Spack-stack uses lua modules, which require Lmod to be initialized for the module load command to work. If for some reason, Lmod is not initialized, users can source the init/bash file on their system before running the command above. For example, users can modify and run the following command:

source /path/to/init/bash

Then they should be able to load the appropriate modules.

4.4.2. Configure the Experiment

Users on a system with a Slurm job scheduler will need to make some minor changes to the submit_cycle.sh file. Open the file and change the account and queue (qos) to match the desired account and qos on the system. Users may also need to add the following line to the script to specify the partition. For example, on Jet, users should set:

#SBATCH --partition=xjet

Save and close the file.

4.4.3. Run the Experiment

The Land DA System uses a script-based workflow that is launched using the do_submit_cycle.sh script. That script requires an input file that details all the specifics of a given experiment. EPIC has provided four sample settings_* files as examples: settings_DA_cycle_gdas, settings_DA_cycle_era5, settings_DA_cycle_gdas_restart, and settings_DA_cycle_era5_restart. The *restart settings files will only work after an experiment with the corresponding non-restart settings file has been run. This is because they are designed to use the restart files created by the first experiment cycle to pick up where it left off. (e.g., settings_DA_cycle_gdas runs from 2016-01-01 at 18z to 2016-01-03 at 18z. The settings_DA_cycle_gdas_restart will run from 2016-01-03 at 18z to 2016-01-04 at 18z.)

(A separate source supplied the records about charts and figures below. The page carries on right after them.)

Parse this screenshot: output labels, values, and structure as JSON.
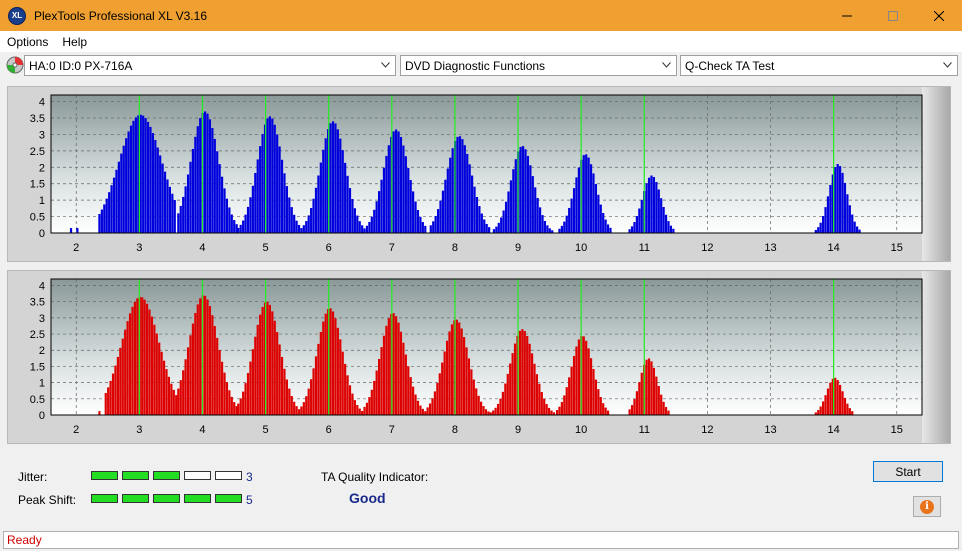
{
  "window": {
    "title": "PlexTools Professional XL V3.16",
    "icon_text": "XL",
    "accent": "#f0a030"
  },
  "menu": {
    "items": [
      "Options",
      "Help"
    ]
  },
  "toolbar": {
    "drive": "HA:0 ID:0  PX-716A",
    "function": "DVD Diagnostic Functions",
    "test": "Q-Check TA Test"
  },
  "chart_data": [
    {
      "type": "bar",
      "name": "upper",
      "color": "#0000dd",
      "xlim": [
        1.6,
        15.4
      ],
      "ylim": [
        0,
        4.2
      ],
      "x_ticks": [
        "2",
        "3",
        "4",
        "5",
        "6",
        "7",
        "8",
        "9",
        "10",
        "11",
        "12",
        "13",
        "14",
        "15"
      ],
      "y_ticks": [
        "0",
        "0.5",
        "1",
        "1.5",
        "2",
        "2.5",
        "3",
        "3.5",
        "4"
      ],
      "green_lines": [
        3,
        4,
        5,
        6,
        7,
        8,
        9,
        10,
        11,
        14
      ],
      "peaks": [
        {
          "center": 3.0,
          "height": 3.6,
          "width": 0.34,
          "start": 2.35,
          "end": 3.55
        },
        {
          "center": 4.02,
          "height": 3.7,
          "width": 0.22,
          "start": 3.6,
          "end": 4.55
        },
        {
          "center": 5.05,
          "height": 3.55,
          "width": 0.2,
          "start": 4.55,
          "end": 5.55
        },
        {
          "center": 6.05,
          "height": 3.4,
          "width": 0.2,
          "start": 5.55,
          "end": 6.55
        },
        {
          "center": 7.05,
          "height": 3.15,
          "width": 0.2,
          "start": 6.55,
          "end": 7.55
        },
        {
          "center": 8.05,
          "height": 2.95,
          "width": 0.2,
          "start": 7.6,
          "end": 8.55
        },
        {
          "center": 9.05,
          "height": 2.65,
          "width": 0.18,
          "start": 8.6,
          "end": 9.55
        },
        {
          "center": 10.05,
          "height": 2.4,
          "width": 0.17,
          "start": 9.6,
          "end": 10.45
        },
        {
          "center": 11.1,
          "height": 1.75,
          "width": 0.15,
          "start": 10.75,
          "end": 11.45
        },
        {
          "center": 14.05,
          "height": 2.1,
          "width": 0.14,
          "start": 13.7,
          "end": 14.5
        }
      ],
      "low_bars": [
        {
          "x": 1.9,
          "h": 0.15
        },
        {
          "x": 2.0,
          "h": 0.15
        }
      ]
    },
    {
      "type": "bar",
      "name": "lower",
      "color": "#dd0000",
      "xlim": [
        1.6,
        15.4
      ],
      "ylim": [
        0,
        4.2
      ],
      "x_ticks": [
        "2",
        "3",
        "4",
        "5",
        "6",
        "7",
        "8",
        "9",
        "10",
        "11",
        "12",
        "13",
        "14",
        "15"
      ],
      "y_ticks": [
        "0",
        "0.5",
        "1",
        "1.5",
        "2",
        "2.5",
        "3",
        "3.5",
        "4"
      ],
      "green_lines": [
        3,
        4,
        5,
        6,
        7,
        8,
        9,
        10,
        11,
        14
      ],
      "peaks": [
        {
          "center": 3.0,
          "height": 3.65,
          "width": 0.3,
          "start": 2.45,
          "end": 3.6
        },
        {
          "center": 4.0,
          "height": 3.7,
          "width": 0.23,
          "start": 3.6,
          "end": 4.55
        },
        {
          "center": 5.0,
          "height": 3.5,
          "width": 0.21,
          "start": 4.55,
          "end": 5.55
        },
        {
          "center": 6.0,
          "height": 3.3,
          "width": 0.2,
          "start": 5.55,
          "end": 6.55
        },
        {
          "center": 7.0,
          "height": 3.15,
          "width": 0.2,
          "start": 6.55,
          "end": 7.55
        },
        {
          "center": 8.0,
          "height": 2.95,
          "width": 0.2,
          "start": 7.55,
          "end": 8.55
        },
        {
          "center": 9.05,
          "height": 2.65,
          "width": 0.19,
          "start": 8.55,
          "end": 9.6
        },
        {
          "center": 10.0,
          "height": 2.45,
          "width": 0.17,
          "start": 9.6,
          "end": 10.6
        },
        {
          "center": 11.05,
          "height": 1.75,
          "width": 0.14,
          "start": 10.75,
          "end": 11.5
        },
        {
          "center": 14.0,
          "height": 1.15,
          "width": 0.13,
          "start": 13.7,
          "end": 14.3
        }
      ],
      "low_bars": [
        {
          "x": 2.35,
          "h": 0.12
        }
      ]
    }
  ],
  "metrics": {
    "jitter_label": "Jitter:",
    "jitter_value": "3",
    "jitter_level": 3,
    "peak_label": "Peak Shift:",
    "peak_value": "5",
    "peak_level": 5,
    "meter_segments": 5,
    "ta_label": "TA Quality Indicator:",
    "ta_value": "Good"
  },
  "buttons": {
    "start": "Start"
  },
  "status": {
    "text": "Ready"
  }
}
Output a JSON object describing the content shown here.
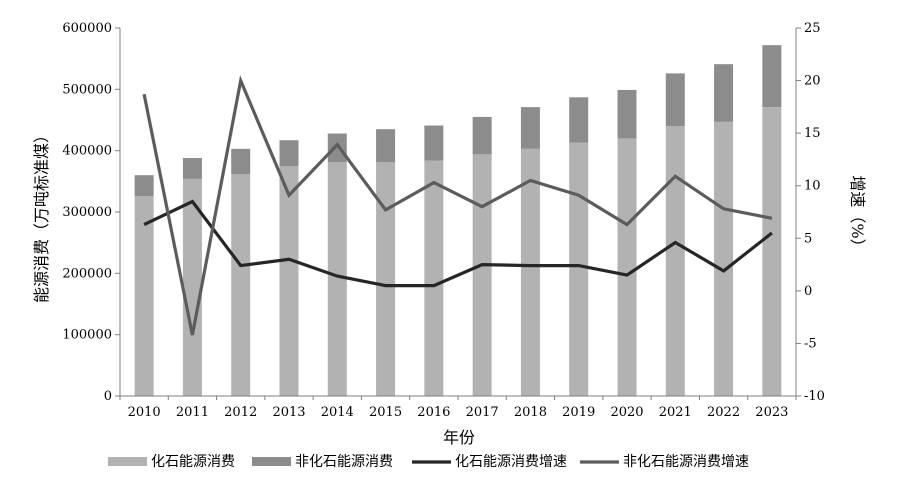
{
  "chart_data": {
    "type": "bar",
    "categories": [
      "2010",
      "2011",
      "2012",
      "2013",
      "2014",
      "2015",
      "2016",
      "2017",
      "2018",
      "2019",
      "2020",
      "2021",
      "2022",
      "2023"
    ],
    "xlabel": "年份",
    "ylabel": "能源消费（万吨标准煤）",
    "y2label": "增速（%）",
    "ylim": [
      0,
      600000
    ],
    "y2lim": [
      -10,
      25
    ],
    "yticks": [
      "0",
      "100000",
      "200000",
      "300000",
      "400000",
      "500000",
      "600000"
    ],
    "y2ticks": [
      "-10",
      "-5",
      "0",
      "5",
      "10",
      "15",
      "20",
      "25"
    ],
    "grid": false,
    "legend_position": "bottom",
    "stacked_bars": true,
    "series": [
      {
        "name": "化石能源消费",
        "kind": "bar",
        "axis": "left",
        "color": "#b2b2b2",
        "values": [
          326000,
          354000,
          362000,
          375000,
          381000,
          381000,
          384000,
          394000,
          403000,
          413000,
          420000,
          440000,
          447000,
          471000
        ]
      },
      {
        "name": "非化石能源消费",
        "kind": "bar",
        "axis": "left",
        "color": "#8c8c8c",
        "values": [
          34000,
          34000,
          41000,
          42000,
          47000,
          54000,
          57000,
          61000,
          68000,
          74000,
          79000,
          86000,
          94000,
          101000
        ]
      },
      {
        "name": "化石能源消费增速",
        "kind": "line",
        "axis": "right",
        "color": "#262626",
        "values": [
          6.3,
          8.5,
          2.4,
          3.0,
          1.4,
          0.5,
          0.5,
          2.5,
          2.4,
          2.4,
          1.5,
          4.6,
          1.9,
          5.5
        ]
      },
      {
        "name": "非化石能源消费增速",
        "kind": "line",
        "axis": "right",
        "color": "#5c5c5c",
        "values": [
          18.7,
          -4.2,
          20.0,
          9.1,
          13.9,
          7.7,
          10.3,
          8.0,
          10.5,
          9.1,
          6.3,
          10.9,
          7.8,
          6.9
        ]
      }
    ]
  }
}
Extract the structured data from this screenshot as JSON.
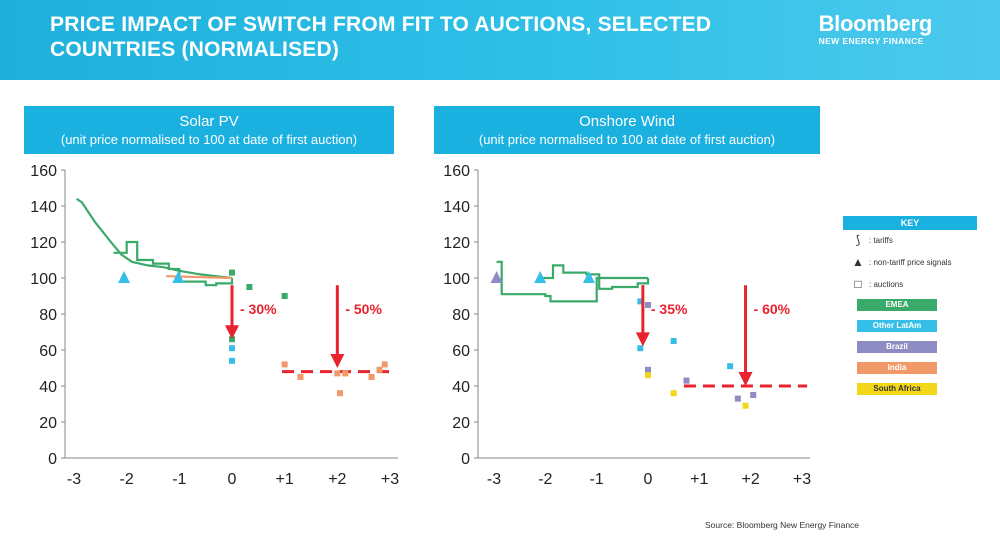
{
  "header": {
    "title": "PRICE IMPACT OF SWITCH FROM FIT TO AUCTIONS, SELECTED COUNTRIES (NORMALISED)",
    "logo_main": "Bloomberg",
    "logo_sub": "NEW ENERGY FINANCE"
  },
  "colors": {
    "EMEA": "#3aaa6a",
    "Other LatAm": "#35bfe8",
    "Brazil": "#8f8cc4",
    "India": "#f2996a",
    "South Africa": "#f3d71b",
    "arrow": "#e8222e",
    "auction_line": "#e8222e",
    "header": "#1ab0e0"
  },
  "key": {
    "title": "KEY",
    "items": [
      {
        "symbol": "tariffs-curve-icon",
        "label": ": tariffs"
      },
      {
        "symbol": "triangle-icon",
        "label": ": non-tariff price signals"
      },
      {
        "symbol": "square-icon",
        "label": ": auctions"
      }
    ],
    "regions": [
      "EMEA",
      "Other LatAm",
      "Brazil",
      "India",
      "South Africa"
    ]
  },
  "source": "Source: Bloomberg New Energy Finance",
  "chart_data": [
    {
      "type": "line",
      "title": "Solar PV",
      "subtitle": "(unit price normalised to 100 at date of first auction)",
      "xlabel": "",
      "ylabel": "",
      "x_ticks": [
        "-3",
        "-2",
        "-1",
        "0",
        "+1",
        "+2",
        "+3"
      ],
      "xlim": [
        -3,
        3
      ],
      "ylim": [
        0,
        160
      ],
      "y_ticks": [
        0,
        20,
        40,
        60,
        80,
        100,
        120,
        140,
        160
      ],
      "grid": false,
      "tariff_series": [
        {
          "name": "EMEA",
          "points": [
            [
              -2.95,
              144
            ],
            [
              -2.85,
              142
            ],
            [
              -2.6,
              131
            ],
            [
              -2.3,
              120
            ],
            [
              -2.1,
              113
            ],
            [
              -1.9,
              109
            ],
            [
              -1.6,
              107
            ],
            [
              -1.3,
              106
            ],
            [
              -1.0,
              104
            ],
            [
              -0.6,
              102
            ],
            [
              -0.3,
              101
            ],
            [
              0,
              100
            ]
          ]
        },
        {
          "name": "EMEA",
          "points": [
            [
              -2.25,
              114
            ],
            [
              -2.0,
              114
            ],
            [
              -2.0,
              120
            ],
            [
              -1.8,
              120
            ],
            [
              -1.8,
              110
            ],
            [
              -1.5,
              110
            ],
            [
              -1.5,
              108
            ],
            [
              -1.2,
              108
            ],
            [
              -1.2,
              105
            ],
            [
              -1.0,
              105
            ],
            [
              -1.0,
              98
            ],
            [
              -0.5,
              98
            ],
            [
              -0.5,
              96
            ],
            [
              -0.3,
              96
            ],
            [
              -0.3,
              97
            ],
            [
              0,
              97
            ],
            [
              0,
              100
            ]
          ]
        },
        {
          "name": "India",
          "points": [
            [
              -1.25,
              101
            ],
            [
              0,
              100
            ]
          ]
        }
      ],
      "triangles": [
        {
          "name": "Other LatAm",
          "x": -2.05,
          "y": 100
        },
        {
          "name": "Other LatAm",
          "x": -1.02,
          "y": 100
        }
      ],
      "auctions": [
        {
          "name": "EMEA",
          "x": 0,
          "y": 103
        },
        {
          "name": "EMEA",
          "x": 0.33,
          "y": 95
        },
        {
          "name": "EMEA",
          "x": 1.0,
          "y": 90
        },
        {
          "name": "EMEA",
          "x": 0,
          "y": 66
        },
        {
          "name": "Other LatAm",
          "x": 0,
          "y": 61
        },
        {
          "name": "Other LatAm",
          "x": 0,
          "y": 54
        },
        {
          "name": "India",
          "x": 1.0,
          "y": 52
        },
        {
          "name": "India",
          "x": 1.3,
          "y": 45
        },
        {
          "name": "India",
          "x": 2.0,
          "y": 47
        },
        {
          "name": "India",
          "x": 2.15,
          "y": 47
        },
        {
          "name": "India",
          "x": 2.05,
          "y": 36
        },
        {
          "name": "India",
          "x": 2.65,
          "y": 45
        },
        {
          "name": "India",
          "x": 2.8,
          "y": 49
        },
        {
          "name": "India",
          "x": 2.9,
          "y": 52
        }
      ],
      "dashed_line": {
        "y": 48,
        "x_from": 0.95,
        "x_to": 3.1
      },
      "arrows": [
        {
          "x": 0,
          "y_from": 96,
          "y_to": 66,
          "label": "- 30%"
        },
        {
          "x": 2.0,
          "y_from": 96,
          "y_to": 50,
          "label": "- 50%"
        }
      ]
    },
    {
      "type": "line",
      "title": "Onshore Wind",
      "subtitle": "(unit price normalised to 100 at date of first auction)",
      "xlabel": "",
      "ylabel": "",
      "x_ticks": [
        "-3",
        "-2",
        "-1",
        "0",
        "+1",
        "+2",
        "+3"
      ],
      "xlim": [
        -3,
        3
      ],
      "ylim": [
        0,
        160
      ],
      "y_ticks": [
        0,
        20,
        40,
        60,
        80,
        100,
        120,
        140,
        160
      ],
      "grid": false,
      "tariff_series": [
        {
          "name": "EMEA",
          "points": [
            [
              -2.95,
              109
            ],
            [
              -2.85,
              109
            ],
            [
              -2.85,
              91
            ],
            [
              -2.0,
              91
            ],
            [
              -2.0,
              90
            ],
            [
              -1.9,
              90
            ],
            [
              -1.9,
              87
            ],
            [
              -1.0,
              87
            ],
            [
              -1.0,
              100
            ],
            [
              0,
              100
            ]
          ]
        },
        {
          "name": "EMEA",
          "points": [
            [
              -2.1,
              100
            ],
            [
              -1.85,
              100
            ],
            [
              -1.85,
              107
            ],
            [
              -1.65,
              107
            ],
            [
              -1.65,
              103
            ],
            [
              -1.2,
              103
            ],
            [
              -1.2,
              102
            ],
            [
              -0.95,
              102
            ],
            [
              -0.95,
              94
            ],
            [
              -0.7,
              94
            ],
            [
              -0.7,
              95
            ],
            [
              -0.2,
              95
            ],
            [
              -0.2,
              97
            ],
            [
              0,
              97
            ],
            [
              0,
              100
            ]
          ]
        }
      ],
      "triangles": [
        {
          "name": "Brazil",
          "x": -2.95,
          "y": 100
        },
        {
          "name": "Other LatAm",
          "x": -2.1,
          "y": 100
        },
        {
          "name": "Other LatAm",
          "x": -1.15,
          "y": 100
        }
      ],
      "auctions": [
        {
          "name": "Other LatAm",
          "x": -0.15,
          "y": 87
        },
        {
          "name": "Brazil",
          "x": 0,
          "y": 85
        },
        {
          "name": "Other LatAm",
          "x": -0.15,
          "y": 61
        },
        {
          "name": "Other LatAm",
          "x": 0.5,
          "y": 65
        },
        {
          "name": "Brazil",
          "x": 0,
          "y": 49
        },
        {
          "name": "South Africa",
          "x": 0,
          "y": 46
        },
        {
          "name": "Brazil",
          "x": 0.75,
          "y": 43
        },
        {
          "name": "South Africa",
          "x": 0.5,
          "y": 36
        },
        {
          "name": "Other LatAm",
          "x": 1.6,
          "y": 51
        },
        {
          "name": "Brazil",
          "x": 1.75,
          "y": 33
        },
        {
          "name": "Brazil",
          "x": 2.05,
          "y": 35
        },
        {
          "name": "South Africa",
          "x": 1.9,
          "y": 29
        }
      ],
      "dashed_line": {
        "y": 40,
        "x_from": 0.7,
        "x_to": 3.1
      },
      "arrows": [
        {
          "x": -0.1,
          "y_from": 96,
          "y_to": 62,
          "label": "- 35%"
        },
        {
          "x": 1.9,
          "y_from": 96,
          "y_to": 40,
          "label": "- 60%"
        }
      ]
    }
  ]
}
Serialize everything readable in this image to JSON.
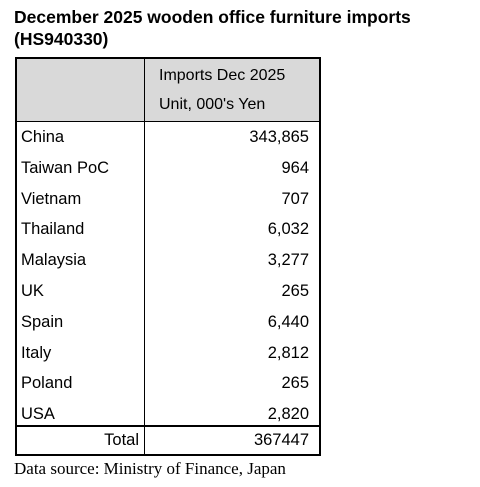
{
  "title": "December 2025 wooden office furniture imports (HS940330)",
  "table": {
    "header": [
      "Imports Dec 2025",
      "Unit, 000's Yen"
    ],
    "rows": [
      [
        "China",
        "343,865"
      ],
      [
        "Taiwan PoC",
        "964"
      ],
      [
        "Vietnam",
        "707"
      ],
      [
        "Thailand",
        "6,032"
      ],
      [
        "Malaysia",
        "3,277"
      ],
      [
        "UK",
        "265"
      ],
      [
        "Spain",
        "6,440"
      ],
      [
        "Italy",
        "2,812"
      ],
      [
        "Poland",
        "265"
      ],
      [
        "USA",
        "2,820"
      ]
    ],
    "total": [
      "Total",
      "367447"
    ]
  },
  "source": "Data source: Ministry of Finance, Japan"
}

To start the experiment, run:

./do_submit_cycle.sh settings_DA_cycle_gdas

The do_submit_cycle.sh script will read the settings_DA_cycle_* file and the release.environment file, which contain sensible experiment default values to simplify the process of running the workflow for the first time. Advanced users will wish to modify the parameters in do_submit_cycle.sh to fit their particular needs. After reading the defaults and other variables from the settings files, do_submit_cycle.sh creates a working directory (named workdir by default) and an output directory called landda_expts in the parent directory of land-offline_workflow and then submits a job (submit_cycle.sh) to the queue that will run through the workflow. If all succeeds, users will see log and err files created in land-offline_workflow along with a cycle.log file, which will show where the cycle has ended. The landda_expts directory will also be populated with data in the following directories:

landda_expts/DA_GHCN_test/DA/
landda_expts/DA_GHCN_test/mem000/restarts/vector/

Users can check experiment progress/success according to the instructions in Section 3.7, which apply to both containerized and non-containerized versions of the Land DA System.